The study was conducted between October 1, 1994, and October 6, 2002. At baseline, the mean age of the 236 participants was 43 years (SD, 3.4), parity was 2.1 (SD, 1.1), and body mass index calculated as weight in kilograms divided by the square of height in meters was 25.8 (SD, 4.8) (some characteristics have been reported previously and some outcomes given herein include 1-year outcomes from that prior report12). Of 234 women reporting, 99 (with similar distribution between randomization groups) indicated having some medical treatment for menorrhagia in the prior 6 months and 135 reported having none. After 5 years of follow-up, 232 women (99%) of mean age 48 years (SD, 3.3) were analyzed for the main outcome measures. Overall satisfaction with the treatments was high; 94% of the women in the LNG-IUS group and 93% of the women in the hysterectomy group were satisfied or very satisfied.

LNG-IUS Outcomes

Of the 119 women randomized to treatment with the LNG-IUS, insertion of the intrauterine system could not be achieved in 2 women, 1 having cervical stricture and 1 having submucosal fibroid identified during the randomization visit. Of all women, 115 (97%) attended the 5-year follow-up, and 2 (2%) mailed the questionnaire without having a physical examination. Two (2%) women were lost to follow-up.

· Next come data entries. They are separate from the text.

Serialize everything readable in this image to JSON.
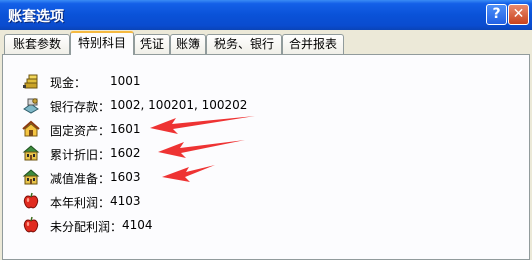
{
  "window": {
    "title": "账套选项",
    "help_label": "?",
    "close_label": "✕"
  },
  "tabs": [
    {
      "label": "账套参数"
    },
    {
      "label": "特别科目"
    },
    {
      "label": "凭证"
    },
    {
      "label": "账簿"
    },
    {
      "label": "税务、银行"
    },
    {
      "label": "合并报表"
    }
  ],
  "active_tab": "特别科目",
  "accounts": [
    {
      "label": "现金：",
      "value": "1001",
      "icon": "cash-icon"
    },
    {
      "label": "银行存款：",
      "value": "1002, 100201, 100202",
      "icon": "bank-icon"
    },
    {
      "label": "固定资产：",
      "value": "1601",
      "icon": "house-icon"
    },
    {
      "label": "累计折旧：",
      "value": "1602",
      "icon": "building-icon"
    },
    {
      "label": "减值准备：",
      "value": "1603",
      "icon": "building-icon"
    },
    {
      "label": "本年利润：",
      "value": "4103",
      "icon": "apple-icon"
    },
    {
      "label": "未分配利润：",
      "value": "4104",
      "icon": "apple-icon"
    }
  ],
  "colors": {
    "arrow": "#ee3333",
    "title_bar": "#0a52d8",
    "tab_highlight": "#f5b941"
  }
}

Five years after randomization, 57 (48%) women (of whom 8 had a replacement LNG-IUS) had the LNG-IUS in situ and 10 (8%) were without LNG-IUS (of whom 1 had had thermoablation). Hysterectomy had been performed in 50 women (42%) (12 vaginally, 8 abdominally, and 30 laparoscopically, including bilateral oophorectomy in 6). Overall, 8 women underwent bilateral oophorectomy and 4 underwent unilateral oophorectomy. Fifteen (30%) of these 50 women developed complications, including postoperative pelvic infection (9), strong abdominal pains (3), wound infection (2), heavy perioperative bleeding (1), intestinal occlusion (1), postoperative bleeding (1), postoperative fever (1), and urinary retention (1).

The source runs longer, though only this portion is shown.